Table of Contents
Fetching ...

Diffusing Trajectory Optimization Problems for Recovery During Multi-Finger Manipulation

Abhinav Kumar, Fan Yang, Sergio Aguilera Marinovic, Soshi Iba, Rana Soltani Zarrin, Dmitry Berenson

TL;DR

The paper tackles recovery from perturbations in fine multi-finger manipulation by introducing D-TOUR, a diffusion-based framework that detects when recovery is needed via likelihood-based OOD detection and generates contact-rich recovery trajectories. It combines an offline data-generation pipeline with a diffusion model that distills recovery planning into a joint diffusion over trajectories and contact modes, conditioned on the initial state to ensure feasible, constraint-satisfying recovery. The approach is evaluated on valve and screwdriver turning tasks in simulation and hardware, outperforming RL baselines and methods lacking explicit contact reasoning, and demonstrates faster online planning through diffusion distillation. The work has practical impact for reliable, high-precision manipulation in real-world robotics where perturbations can derail task execution, enabling robust task resumption with interpretable contact control.

Abstract

Multi-fingered hands are emerging as powerful platforms for performing fine manipulation tasks, including tool use. However, environmental perturbations or execution errors can impede task performance, motivating the use of recovery behaviors that enable normal task execution to resume. In this work, we take advantage of recent advances in diffusion models to construct a framework that autonomously identifies when recovery is necessary and optimizes contact-rich trajectories to recover. We use a diffusion model trained on the task to estimate when states are not conducive to task execution, framed as an out-of-distribution detection problem. We then use diffusion sampling to project these states in-distribution and use trajectory optimization to plan contact-rich recovery trajectories. We also propose a novel diffusion-based approach that distills this process to efficiently diffuse the full parameterization, including constraints, goal state, and initialization, of the recovery trajectory optimization problem, saving time during online execution. We compare our method to a reinforcement learning baseline and other methods that do not explicitly plan contact interactions, including on a hardware screwdriver-turning task where we show that recovering using our method improves task performance by 96% and that ours is the only method evaluated that can attempt recovery without causing catastrophic task failure. Videos can be found at https://dtourrecovery.github.io/.

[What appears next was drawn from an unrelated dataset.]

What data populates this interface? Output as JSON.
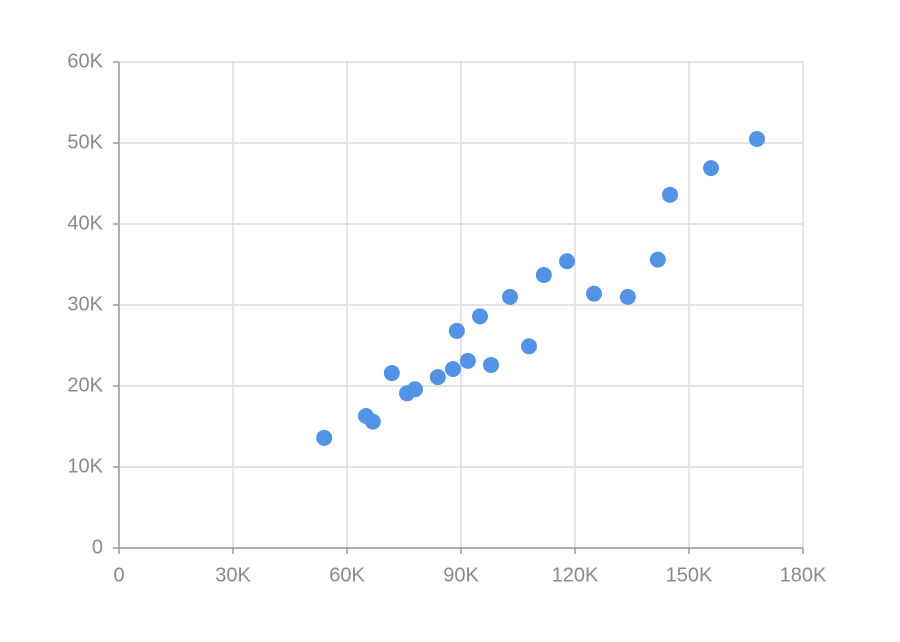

Diffusing Trajectory Optimization Problems for Recovery During Multi-Finger Manipulation

TL;DR

The paper tackles recovery from perturbations in fine multi-finger manipulation by introducing D-TOUR, a diffusion-based framework that detects when recovery is needed via likelihood-based OOD detection and generates contact-rich recovery trajectories. It combines an offline data-generation pipeline with a diffusion model that distills recovery planning into a joint diffusion over trajectories and contact modes, conditioned on the initial state to ensure feasible, constraint-satisfying recovery. The approach is evaluated on valve and screwdriver turning tasks in simulation and hardware, outperforming RL baselines and methods lacking explicit contact reasoning, and demonstrates faster online planning through diffusion distillation. The work has practical impact for reliable, high-precision manipulation in real-world robotics where perturbations can derail task execution, enabling robust task resumption with interpretable contact control.

Abstract

Multi-fingered hands are emerging as powerful platforms for performing fine manipulation tasks, including tool use. However, environmental perturbations or execution errors can impede task performance, motivating the use of recovery behaviors that enable normal task execution to resume. In this work, we take advantage of recent advances in diffusion models to construct a framework that autonomously identifies when recovery is necessary and optimizes contact-rich trajectories to recover. We use a diffusion model trained on the task to estimate when states are not conducive to task execution, framed as an out-of-distribution detection problem. We then use diffusion sampling to project these states in-distribution and use trajectory optimization to plan contact-rich recovery trajectories. We also propose a novel diffusion-based approach that distills this process to efficiently diffuse the full parameterization, including constraints, goal state, and initialization, of the recovery trajectory optimization problem, saving time during online execution. We compare our method to a reinforcement learning baseline and other methods that do not explicitly plan contact interactions, including on a hardware screwdriver-turning task where we show that recovering using our method improves task performance by 96% and that ours is the only method evaluated that can attempt recovery without causing catastrophic task failure. Videos can be found at https://dtourrecovery.github.io/.

Paper Structure

This paper contains 19 sections, 6 equations, 5 figures, 1 table, 1 algorithm.

Figures (5)

  • Figure 1: During a screwdriver turning task, we apply external wrench perturbations. Our method detects that recovery is needed and diffuses a trajectory optimization problem that encodes the set of fingers to reset and corresponding target contact points. The index finger is reset in this example.
  • Figure 2: While executing a task, our method uses a task diffusion model $M$ to detect when the current state is out-of-distribution (OOD). We initiate recovery behavior in OOD states as indicated by the dashed red line. We train a diffusion model $M_R$ to jointly diffuse trajectories $\bm \tau$ and contact modes $\mathbf{c}_R$ which together parameterize and initialize a trajectory optimization problem. We resume execution after recovery if the state is ID, indicated by the dashed green line. Otherwise, we retry recovery. To generate training data, we first project OOD states $\mathbf{s}_R$ to ID $\mathbf{s}_g$ using $M$. We then search over a set of contact modes, choosing the one that leads to the highest likelihood state. We add the planned trajectory and contact mode to the dataset $D_R$ and train $M_R$ on this dataset.
  • Figure 3: a) an OOD screwdriver turning state. b) a projected ID state sampled from $M$. c) an OOD valve turning state. d) a projected ID state sampled from $M$.
  • Figure 4: The architecture of the trajectory optimization diffusion model.
  • Figure 5: a) Simulated valve. b) Simulated screwdriver. c) Hardware valve.